Question

Prove that ratio of areas of two similar triangles is equal to the square of ratio of their corresponding medians.

Answer 1

Hint: Similar triangles: Those triangles whose size can be changed but shape is same is known as similar triangles.
Median: Line segment from vertex to the opposite which bisects that side is median.
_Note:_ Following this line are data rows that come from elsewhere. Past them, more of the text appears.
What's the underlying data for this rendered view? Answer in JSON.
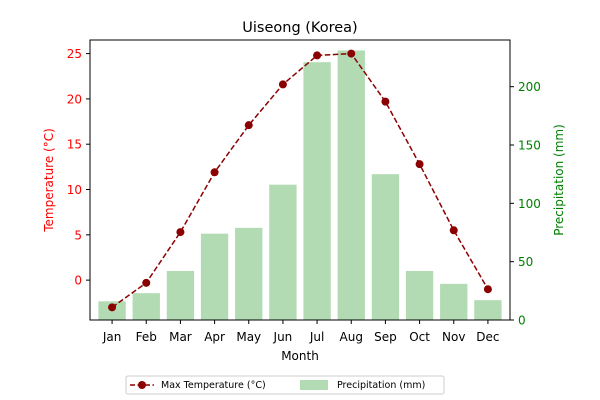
{
  "chart_data": {
    "type": "bar+line",
    "title": "Uiseong (Korea)",
    "xlabel": "Month",
    "ylabel_left": "Temperature (°C)",
    "ylabel_right": "Precipitation (mm)",
    "categories": [
      "Jan",
      "Feb",
      "Mar",
      "Apr",
      "May",
      "Jun",
      "Jul",
      "Aug",
      "Sep",
      "Oct",
      "Nov",
      "Dec"
    ],
    "y_left_lim": [
      -4.4,
      26.5
    ],
    "y_left_ticks": [
      0,
      5,
      10,
      15,
      20,
      25
    ],
    "y_right_lim": [
      0,
      240
    ],
    "y_right_ticks": [
      0,
      50,
      100,
      150,
      200
    ],
    "legend_position": "bottom-center",
    "grid": false,
    "series": [
      {
        "name": "Max Temperature (°C)",
        "kind": "line",
        "axis": "left",
        "color": "#8b0000",
        "values": [
          -3.0,
          -0.3,
          5.3,
          11.9,
          17.1,
          21.6,
          24.8,
          25.0,
          19.7,
          12.8,
          5.5,
          -1.0
        ]
      },
      {
        "name": "Precipitation (mm)",
        "kind": "bar",
        "axis": "right",
        "color": "#b2dbb3",
        "values": [
          16,
          23,
          42,
          74,
          79,
          116,
          221,
          231,
          125,
          42,
          31,
          17
        ]
      }
    ]
  },
  "colors": {
    "left_axis": "#ff0000",
    "right_axis": "#008000",
    "temperature": "#8b0000",
    "precipitation": "#b2dbb3"
  }
}
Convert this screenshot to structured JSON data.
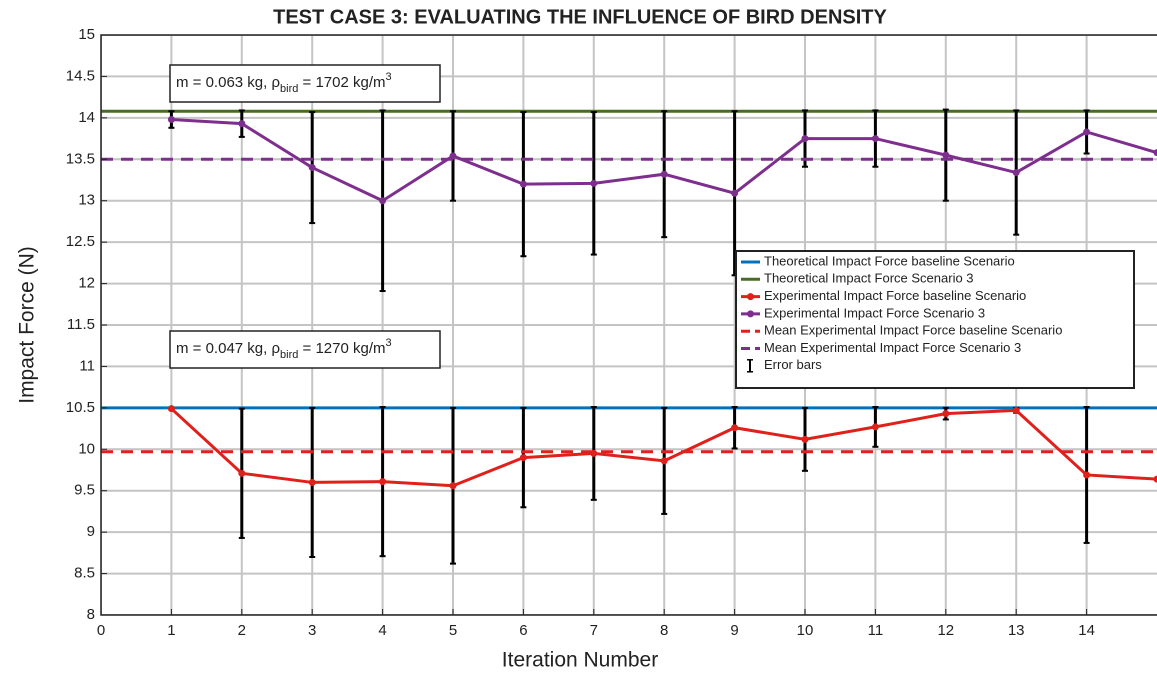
{
  "chart_data": {
    "type": "line",
    "title": "TEST CASE 3: EVALUATING THE INFLUENCE OF BIRD DENSITY",
    "x_label": "Iteration Number",
    "y_label": "Impact Force (N)",
    "xlim": [
      0,
      15
    ],
    "ylim": [
      8,
      15
    ],
    "xticks": [
      0,
      1,
      2,
      3,
      4,
      5,
      6,
      7,
      8,
      9,
      10,
      11,
      12,
      13,
      14
    ],
    "yticks": [
      8,
      8.5,
      9,
      9.5,
      10,
      10.5,
      11,
      11.5,
      12,
      12.5,
      13,
      13.5,
      14,
      14.5,
      15
    ],
    "grid": true,
    "x": [
      1,
      2,
      3,
      4,
      5,
      6,
      7,
      8,
      9,
      10,
      11,
      12,
      13,
      14,
      15
    ],
    "hlines": [
      {
        "name": "Theoretical Impact Force baseline Scenario",
        "color": "#0072bd",
        "dashed": false,
        "value": 10.5
      },
      {
        "name": "Theoretical Impact Force Scenario 3",
        "color": "#4a6b24",
        "dashed": false,
        "value": 14.08
      }
    ],
    "series": [
      {
        "name": "Experimental Impact Force baseline Scenario",
        "color": "#e0201b",
        "values": [
          10.49,
          9.71,
          9.6,
          9.61,
          9.56,
          9.9,
          9.95,
          9.86,
          10.26,
          10.12,
          10.27,
          10.43,
          10.47,
          9.69,
          9.64
        ],
        "errors": [
          0,
          0.78,
          0.9,
          0.9,
          0.94,
          0.6,
          0.56,
          0.64,
          0.25,
          0.38,
          0.24,
          0.07,
          0.03,
          0.82,
          null
        ]
      },
      {
        "name": "Experimental Impact Force Scenario 3",
        "color": "#7e2f8e",
        "values": [
          13.98,
          13.93,
          13.4,
          13.0,
          13.54,
          13.2,
          13.21,
          13.32,
          13.09,
          13.75,
          13.75,
          13.55,
          13.34,
          13.83,
          13.58
        ],
        "errors": [
          0.1,
          0.16,
          0.67,
          1.09,
          0.54,
          0.87,
          0.86,
          0.76,
          0.99,
          0.34,
          0.34,
          0.55,
          0.75,
          0.26,
          null
        ]
      }
    ],
    "mean_lines": [
      {
        "name": "Mean Experimental Impact Force baseline Scenario",
        "color": "#e0201b",
        "dashed": true,
        "value": 9.97
      },
      {
        "name": "Mean Experimental Impact Force Scenario 3",
        "color": "#7e2f8e",
        "dashed": true,
        "value": 13.5
      }
    ],
    "error_bar_legend": "Error bars",
    "annotations": [
      [
        "m = 0.063 kg, ρ",
        "bird",
        " = 1702 kg/m",
        "3"
      ],
      [
        "m = 0.047 kg, ρ",
        "bird",
        " = 1270 kg/m",
        "3"
      ]
    ]
  }
}
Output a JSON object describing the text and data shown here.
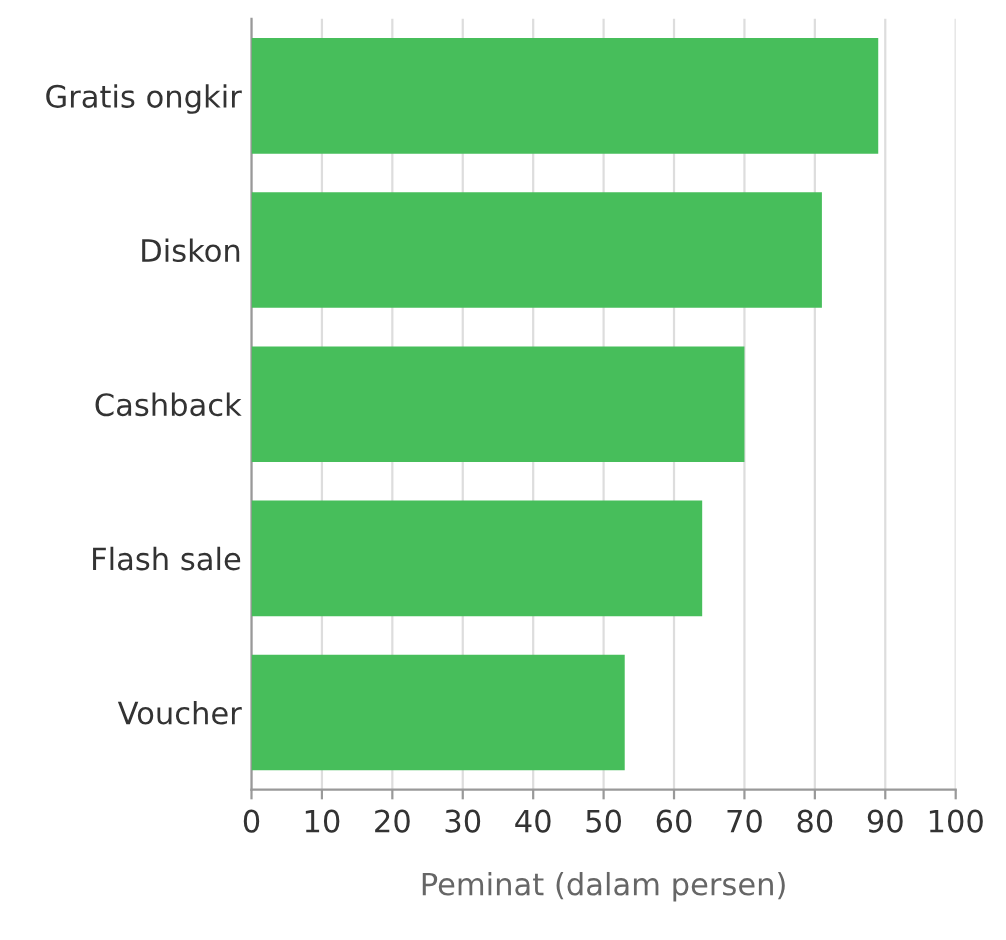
{
  "chart_data": {
    "type": "bar",
    "orientation": "horizontal",
    "categories": [
      "Gratis ongkir",
      "Diskon",
      "Cashback",
      "Flash sale",
      "Voucher"
    ],
    "values": [
      89,
      81,
      70,
      64,
      53
    ],
    "color": "#47be5b",
    "xlim": [
      0,
      100
    ],
    "xticks": [
      0,
      10,
      20,
      30,
      40,
      50,
      60,
      70,
      80,
      90,
      100
    ],
    "grid": "x",
    "xlabel": "Peminat (dalam persen)"
  }
}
Every triangle has 3 medians.

Complete step-by-step answer:
Let us take two triangles $ABC$ and $PQR$ where $AD$ is the median in triangle $ABC$ and
$PM$ is the median in the triangle $PQR$. We have to prove that

\[\dfrac{{AreaOf\Delta ABC}}{{AreaOf\Delta PQR}} = {\left( {\dfrac{{AD}}{{PM}}} \right)^2}\]
Proof: Since we are given that two triangles $ABC$ & $PQR$ are similar
$\therefore $ $\Delta ABC \sim \Delta PQR$ (given)
$ \Rightarrow $ $\angle B = \angle Q$ (Corresponding angles of similar triangles are also equal)
$ \Rightarrow $$\dfrac{{AB}}{{PQ}} = \dfrac{{BC}}{{QR}}$ (Corresponding scales of similar triangles of same proportion)
$ \Rightarrow $\[\dfrac{{AB}}{{PQ}} = \dfrac{{BD + DC}}{{QM + MR}} = \dfrac{{BD + BD}}{{QM + QM}}\]
$\because $ $AD$ & $PM$ are medians So $BD = DC$ & $QM = MR$
$ \Rightarrow $\[\dfrac{{AB}}{{PQ}} = \dfrac{{2BD}}{{2QM}} = \dfrac{{BD}}{{QM}}\] -------(1)
$\therefore $ In $\Delta ABD$ & $\Delta PQM$
$\angle B = \angle Q$ (already proved)
$\dfrac{{AB}}{{PQ}} = \dfrac{{BD}}{{QM}}$ (From (1)) ----------(2)
$\therefore $ $\Delta ABD \sim \Delta PQM$
$\dfrac{{AB}}{{PQ}} = \dfrac{{DM}}{{PM}}$
Corresponding sides of similar $\Delta $’s in same proportion
\[\dfrac{{AreaOf\Delta ABC}}{{AreaOf\Delta PQR}} = {\left( {\dfrac{{AB}}{{PQ}}} \right)^2}\]
\[\dfrac{{AreaOf\Delta ABC}}{{AreaOf\Delta PQR}} = {\left( {\dfrac{{BD}}{{QM}}} \right)^2}\]-----(from equation (2))


Note: 1) From this we can also prove that the ratio of areas of $2$ similar $\Delta $’s is equal to the square of ratio of their altitude.
2) Similarity of triangles can be proved by two methods by taking angles and sides.